SIEBEN ZOLL MUSIK Kolumne

ANTIDOTE - THOU SHALT NOT KILL 7INCH

"Der Typ im Laden wollte mir doch tatsächlich eine Single von Gorilla Biscuits andrehen, aber das war mir irgendwie zu abgegriffen. Hast du doch eh schon, oder? Ich hab dann irgend so eine Truppe mit A genommen. Hab den Namen aber schon wieder vergessen. Voll fieses Cover, aber der Heinz meinte, es wäre ein NYHC-Klassiker ..." Nach dieser Info sendete ich augenblicklich sieben Stoßgebete gen Himmel, dass meine Lady bitte, bitte, bitte kein Geld für eine Platte von Roger Mirets Dumpfbackentruppe rausgeworfen haben möge.
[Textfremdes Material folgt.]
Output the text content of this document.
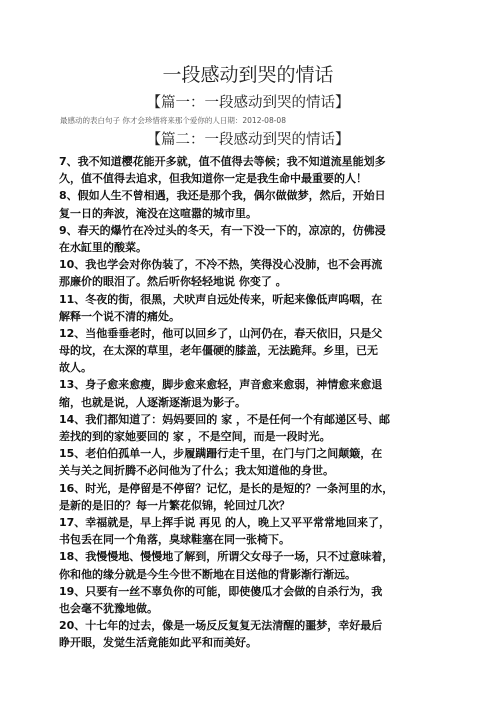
一段感动到哭的情话
【篇一：一段感动到哭的情话】
最感动的表白句子 你才会珍惜将来那个爱你的人日期：2012-08-08
【篇二：一段感动到哭的情话】
7、我不知道樱花能开多就，值不值得去等候；我不知道流星能划多
久，值不值得去追求，但我知道你一定是我生命中最重要的人！
8、假如人生不曾相遇，我还是那个我，偶尔做做梦，然后，开始日
复一日的奔波，淹没在这喧嚣的城市里。
9、春天的爆竹在冷过头的冬天，有一下没一下的，凉凉的，仿佛浸
在水缸里的酸菜。
10、我也学会对你伪装了，不冷不热，笑得没心没肺，也不会再流
那廉价的眼泪了。然后听你轻轻地说 你变了 。
11、冬夜的街，很黑，犬吠声自远处传来，听起来像低声呜咽，在
解释一个说不清的痛处。
12、当他垂垂老时，他可以回乡了，山河仍在，春天依旧，只是父
母的坟，在太深的草里，老年僵硬的膝盖，无法跪拜。乡里，已无
故人。
13、身子愈来愈瘦，脚步愈来愈轻，声音愈来愈弱，神情愈来愈退
缩，也就是说，人逐渐逐渐退为影子。
14、我们都知道了：妈妈要回的 家 ，不是任何一个有邮递区号、邮
差找的到的家她要回的 家 ，不是空间，而是一段时光。
15、老伯伯孤单一人，步履蹒跚行走千里，在门与门之间颠簸，在
关与关之间折腾不必问他为了什么；我太知道他的身世。
16、时光，是停留是不停留？记忆，是长的是短的？一条河里的水，
是新的是旧的？每一片繁花似锦，轮回过几次？
17、幸福就是，早上挥手说 再见 的人，晚上又平平常常地回来了，
书包丢在同一个角落，臭球鞋塞在同一张椅下。
18、我慢慢地、慢慢地了解到，所谓父女母子一场，只不过意味着，
你和他的缘分就是今生今世不断地在目送他的背影渐行渐远。
19、只要有一丝不辜负你的可能，即使傻瓜才会做的自杀行为，我
也会毫不犹豫地做。
20、十七年的过去，像是一场反反复复无法清醒的噩梦，幸好最后
睁开眼，发觉生活竟能如此平和而美好。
Wie selbst die Unbeleckten unter uns wissen, sind die Begriffe "NYHC-Klassiker" und "Dumpfbackentruppe" nämlich quasi bedeutungsgleich, weshalb mir Schreckliches schwante ...

Label: Bride Nine Records
(Original: Antidote Recs. Inc., 1983)
Extras: Textliche Totalausfälle und farbiges Vinyl
Note: Klassiker? Klassiker

Als dann das Paket endlich angekommen war, riss ich es gierig auf und verschlang erstmal einen der beigelegten Clif Bars. Die Dinger sehen zwar aus wie breit gelatschter Hundekot mit Schokostückchen drinnen, sind aber die besten Vegan-Power-Riegel, wo gibt. Leider sind die Teile bislang irgendwie nur in den USA erhältlich, aber Gerüchten zufolge gibt es in Prenzlauer Berg bald einen veganen Hippster-Supermarkt, der die Dinger dann auch führen wird.!
Unter den Hundefäkalien-Leckereien lag dann die 1983er "Thou shalt not kill" 7" von Antidote als Re-Release auf dem langsam aber sicher unerträglichen - weil unersättlichen - Bridge Nine Records Label. Ehrlich gesagt bin ich kein großer Fan dieser ganzen klassischen US-Hardcore-Bands und kenn mich bis auf wenige Ausnahmen (Minor Threat, Black Flag, Bad Brains - und zwar genau in dieser Reihenfolge) auch nicht sonderlich gut damit aus, trotzdem war die Überraschung perfekt.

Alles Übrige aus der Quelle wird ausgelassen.